Bug 1957951

Summary:	[aws] destroy can get blocked on instances stuck in shutting-down state
Product:	OpenShift Container Platform	Reporter:	Matthew Staebler <mstaeble>
Component:	Installer	Assignee:	Aditya Narayanaswamy <anarayan>
Installer sub component:	openshift-installer	QA Contact:	Yunfei Jiang <yunjiang>
Status:	CLOSED ERRATA	Docs Contact:
Severity:	medium
Priority:	unspecified
Version:	4.8
Target Milestone:	---
Target Release:	4.8.0
Hardware:	Unspecified
OS:	Unspecified
Whiteboard:
Fixed In Version:		Doc Type:	Bug Fix
Doc Text:	Some of the instances in AWS were stuck in shutting-down state and were never terminated. In order to make sure that all the instances are removed, a fresh termination will now be requested after 10 minutes to ensure that they are destroyed.	Story Points:	---
Clone Of:		Environment:
Last Closed:	2021-07-27 23:07:08 UTC	Type:	Bug
Regression:	---	Mount Type:	---
Documentation:	---	CRM:
Verified Versions:		Category:	---
oVirt Team:	---	RHEL 7.3 requirements from Atomic Host:
Cloudforms Team:	---	Target Upstream Version:
Embargoed:

Description Matthew Staebler 2021-05-06 19:54:49 UTC

We had a dozen or so instances in the CI account that were stuck in shutting-down for days. Eric Paris opened an AWS ticket, but they didn't really investigate. Requesting a fresh termination removed the instances. Word from AWS folks is that being stuck for 15m or more is a sign of trouble, so logging a warning and re-terminating any instances at least that often seems reasonable.

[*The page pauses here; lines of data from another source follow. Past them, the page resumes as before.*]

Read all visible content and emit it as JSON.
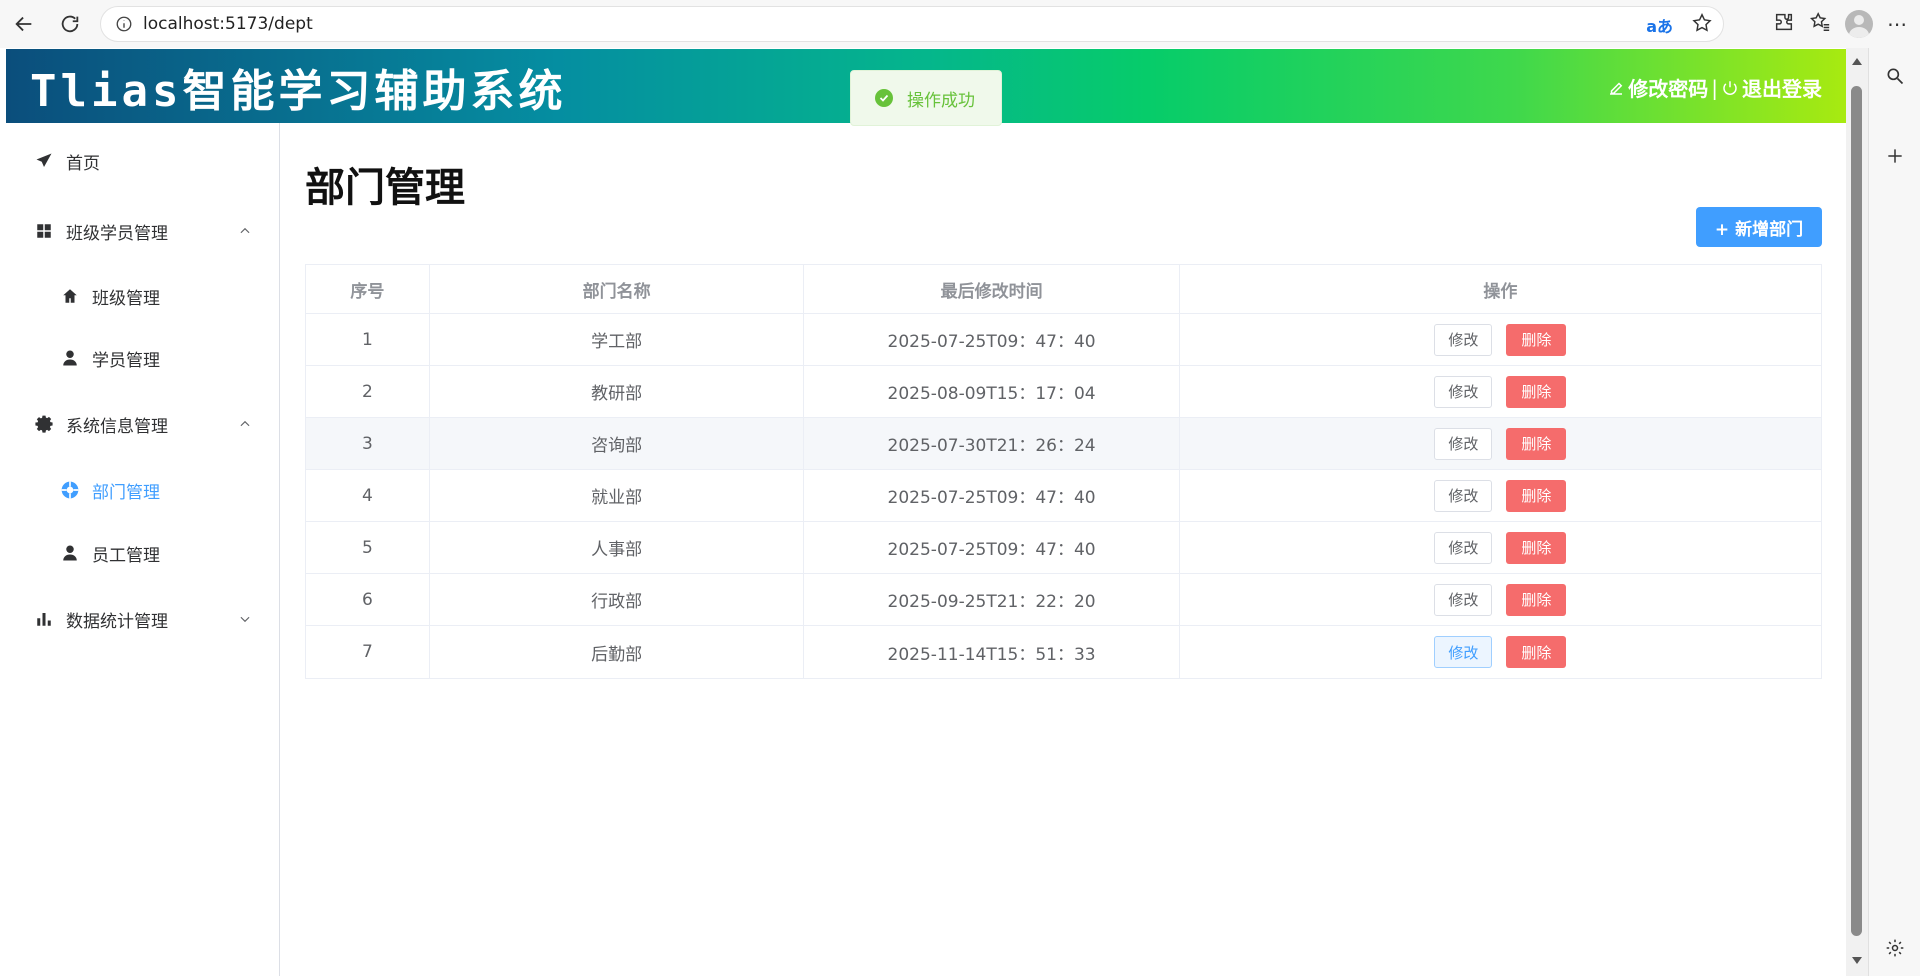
{
  "browser": {
    "url": "localhost:5173/dept"
  },
  "header": {
    "title": "Tlias智能学习辅助系统",
    "change_password": "修改密码",
    "separator": "|",
    "logout": "退出登录"
  },
  "toast": {
    "message": "操作成功"
  },
  "sidebar": {
    "home": "首页",
    "class_student_mgmt": "班级学员管理",
    "class_mgmt": "班级管理",
    "student_mgmt": "学员管理",
    "system_info_mgmt": "系统信息管理",
    "dept_mgmt": "部门管理",
    "employee_mgmt": "员工管理",
    "data_stats_mgmt": "数据统计管理"
  },
  "main": {
    "page_title": "部门管理",
    "add_button": "+ 新增部门",
    "table": {
      "headers": [
        "序号",
        "部门名称",
        "最后修改时间",
        "操作"
      ],
      "edit_label": "修改",
      "delete_label": "删除",
      "rows": [
        {
          "index": "1",
          "name": "学工部",
          "updated": "2025-07-25T09：47：40"
        },
        {
          "index": "2",
          "name": "教研部",
          "updated": "2025-08-09T15：17：04"
        },
        {
          "index": "3",
          "name": "咨询部",
          "updated": "2025-07-30T21：26：24"
        },
        {
          "index": "4",
          "name": "就业部",
          "updated": "2025-07-25T09：47：40"
        },
        {
          "index": "5",
          "name": "人事部",
          "updated": "2025-07-25T09：47：40"
        },
        {
          "index": "6",
          "name": "行政部",
          "updated": "2025-09-25T21：22：20"
        },
        {
          "index": "7",
          "name": "后勤部",
          "updated": "2025-11-14T15：51：33"
        }
      ]
    }
  },
  "colors": {
    "primary": "#409eff",
    "danger": "#f56c6c",
    "success": "#67c23a"
  }
}
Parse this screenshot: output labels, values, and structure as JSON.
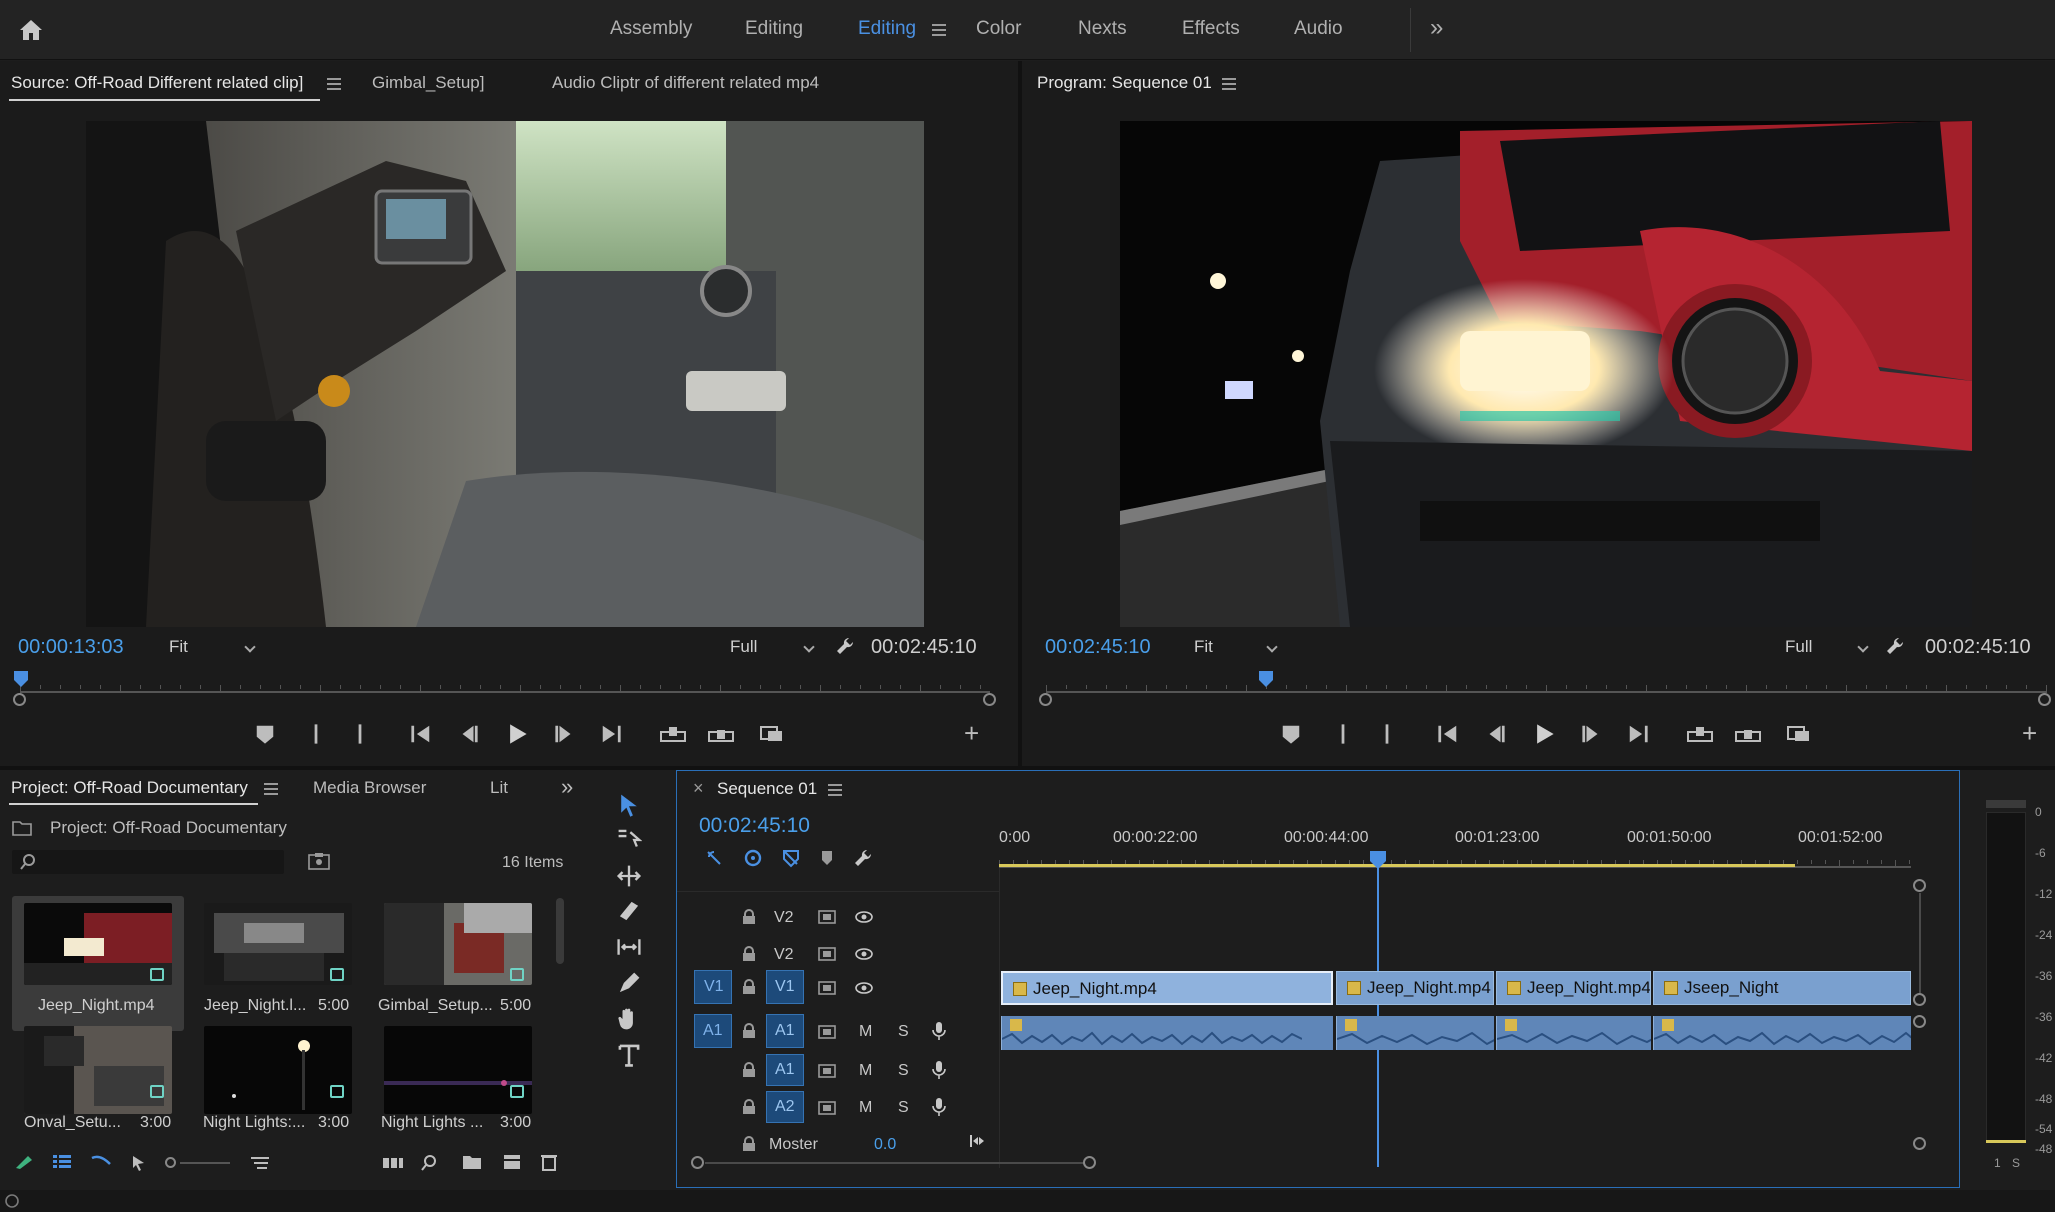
{
  "workspaces": {
    "items": [
      {
        "label": "Assembly",
        "active": false
      },
      {
        "label": "Editing",
        "active": false
      },
      {
        "label": "Editing",
        "active": true
      },
      {
        "label": "Color",
        "active": false
      },
      {
        "label": "Nexts",
        "active": false
      },
      {
        "label": "Effects",
        "active": false
      },
      {
        "label": "Audio",
        "active": false
      }
    ],
    "more": "»"
  },
  "source": {
    "tabs": [
      "Source: Off-Road Different related clip]",
      "Gimbal_Setup]",
      "Audio Cliptr of different related mp4"
    ],
    "timecode": "00:00:13:03",
    "fit": "Fit",
    "quality": "Full",
    "duration": "00:02:45:10",
    "playhead_fraction": 0.0
  },
  "program": {
    "title": "Program: Sequence 01",
    "timecode": "00:02:45:10",
    "fit": "Fit",
    "quality": "Full",
    "duration": "00:02:45:10",
    "playhead_fraction": 0.22
  },
  "project": {
    "tabs": [
      "Project: Off-Road Documentary",
      "Media Browser",
      "Lit"
    ],
    "more": "»",
    "path": "Project: Off-Road Documentary",
    "search_placeholder": "",
    "count": "16 Items",
    "items": [
      {
        "name": "Jeep_Night.mp4",
        "duration": ""
      },
      {
        "name": "Jeep_Night.l...",
        "duration": "5:00"
      },
      {
        "name": "Gimbal_Setup...",
        "duration": "5:00"
      },
      {
        "name": "Onval_Setu...",
        "duration": "3:00"
      },
      {
        "name": "Night Lights:...",
        "duration": "3:00"
      },
      {
        "name": "Night Lights ...",
        "duration": "3:00"
      }
    ]
  },
  "sequence": {
    "title": "Sequence 01",
    "close": "×",
    "timecode": "00:02:45:10",
    "ruler": [
      "0:00",
      "00:00:22:00",
      "00:00:44:00",
      "00:01:23:00",
      "00:01:50:00",
      "00:01:52:00"
    ],
    "tracks": {
      "v2a": "V2",
      "v2b": "V2",
      "v1": "V1",
      "v1_src": "V1",
      "a1": "A1",
      "a1b": "A1",
      "a2": "A2",
      "a1_src": "A1",
      "mute": "M",
      "solo": "S"
    },
    "master": {
      "label": "Moster",
      "value": "0.0"
    },
    "clips": [
      "Jeep_Night.mp4",
      "Jeep_Night.mp4",
      "Jeep_Night.mp4",
      "Jseep_Night"
    ]
  },
  "meter": {
    "labels": [
      "0",
      "-6",
      "-12",
      "-24",
      "-36",
      "-36",
      "-42",
      "-48",
      "-54",
      "-48"
    ],
    "bottom": [
      "1",
      "S"
    ]
  },
  "colors": {
    "accent": "#4a90e2",
    "clip_video": "#7aa0cf",
    "clip_audio": "#5f86b8",
    "work_area": "#d8c85a"
  }
}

Sometimes re-terminating helps, and sometimes it doesn't (or maybe that didn't quite get as far as re-terminating?), but asking for a fresh termination every 15m or so doesn't seem like it would have negative consequences. Log line should definitely whine about AWS not terminating ("consider filing a ticket with AWS support").

Clone of https://issues.redhat.com/browse/CORS-1599

Comment 1 Matthew Staebler 2021-05-06 19:56:19 UTC

Recently, there were 6 separate CI clusters in us-west-2 that were all blocked by a shutting-down instance. Each instance had a State Transition Reason of Server.InternalError. Manually terminating the instances resolved the issue.

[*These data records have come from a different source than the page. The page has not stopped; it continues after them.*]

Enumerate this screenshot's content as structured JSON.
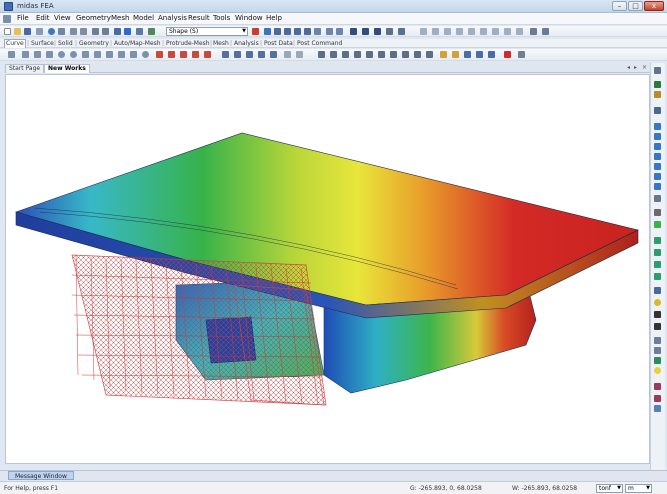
{
  "window": {
    "title": "midas FEA",
    "min_label": "–",
    "max_label": "□",
    "close_label": "x"
  },
  "menu": [
    {
      "id": "file",
      "label": "File"
    },
    {
      "id": "edit",
      "label": "Edit"
    },
    {
      "id": "view",
      "label": "View"
    },
    {
      "id": "geometry",
      "label": "Geometry"
    },
    {
      "id": "mesh",
      "label": "Mesh"
    },
    {
      "id": "model",
      "label": "Model"
    },
    {
      "id": "analysis",
      "label": "Analysis"
    },
    {
      "id": "result",
      "label": "Result"
    },
    {
      "id": "tools",
      "label": "Tools"
    },
    {
      "id": "window",
      "label": "Window"
    },
    {
      "id": "help",
      "label": "Help"
    }
  ],
  "toolbar": {
    "shape_select": "Shape (S)"
  },
  "ribbon_tabs": [
    {
      "id": "curve",
      "label": "Curve"
    },
    {
      "id": "surface",
      "label": "Surface"
    },
    {
      "id": "solid",
      "label": "Solid"
    },
    {
      "id": "geometry",
      "label": "Geometry"
    },
    {
      "id": "automap",
      "label": "Auto/Map-Mesh"
    },
    {
      "id": "protrude",
      "label": "Protrude-Mesh"
    },
    {
      "id": "mesh",
      "label": "Mesh"
    },
    {
      "id": "analysis",
      "label": "Analysis"
    },
    {
      "id": "postdata",
      "label": "Post Data"
    },
    {
      "id": "postcommand",
      "label": "Post Command"
    }
  ],
  "doc_tabs": {
    "start": "Start Page",
    "new": "New Works"
  },
  "message_window": "Message Window",
  "status": {
    "help": "For Help, press F1",
    "g_coord": "G: -265.893, 0, 68.0258",
    "w_coord": "W: -265.893, 68.0258",
    "force_unit": "tonf",
    "length_unit": "m"
  },
  "colors": {
    "contour_red": "#d42a26",
    "contour_yellow": "#e8e63a",
    "contour_green": "#37b24a",
    "contour_cyan": "#38b8c8",
    "contour_blue": "#2c4fb8",
    "rebar": "#d23a3a"
  }
}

Comment 3 Yunfei Jiang 2021-05-07 08:05:43 UTC

Hello Matthew, is there a way to reproduce this issue? I don't remember that we met this issue before, I just searched all instances under QE account, they are all `Terminated` or `Running`.

Thanks.

Comment 4 Matthew Staebler 2021-05-07 15:56:14 UTC

(In reply to Yunfei Jiang from comment #3)
> Hello Matthew, is there a way to reproduce this issue? I don't remember that
> we met this issue before, I just searched all instances under QE account,
> they are all `Terminated` or `Running`.
> 
> Thanks.

I unfortunately do not know of a way to reproduce this issue. It is something that happens very rarely due to AWS issues and not something that we control.

Comment 5 Yunfei Jiang 2021-05-11 01:21:39 UTC

Hello Matthew, after this PR merged, have you met the issue again in your side? If this fix works well, I'm going setting status as VERIFIED, since it is related to AWS platform, and can not be reproduced on QE side.

Comment 6 Matthew Staebler 2021-05-11 14:07:57 UTC

(In reply to Yunfei Jiang from comment #5)
> Hello Matthew, after this PR merged, have you met the issue again in your
> side? If this fix works well, I'm going setting status as VERIFIED, since it
> is related to AWS platform, and can not be reproduced on QE side.

I only know of 2 cases in the past 6 months where there have been instances stuck shutting down. In both cases, there were multiple instances across multiple clusters, implying a temporary error in AWS itself. I have not seen the issue since the PR merged, but I have no indication whether AWS has had the issue or not since then, unfortunately.

Comment 7 Yunfei Jiang 2021-05-12 01:06:49 UTC

thanks Matthew.
Per comment 5 and comment 6, changing status to VERIFIED.

Comment 10 errata-xmlrpc 2021-07-27 23:07:08 UTC

Since the problem described in this bug report should be
resolved in a recent advisory, it has been closed with a
resolution of ERRATA.

For information on the advisory (Moderate: OpenShift Container Platform 4.8.2 bug fix and security update), and where to find the updated
files, follow the link below.

If the solution does not work for you, open a new bug report.

https://access.redhat.com/errata/RHSA-2021:2438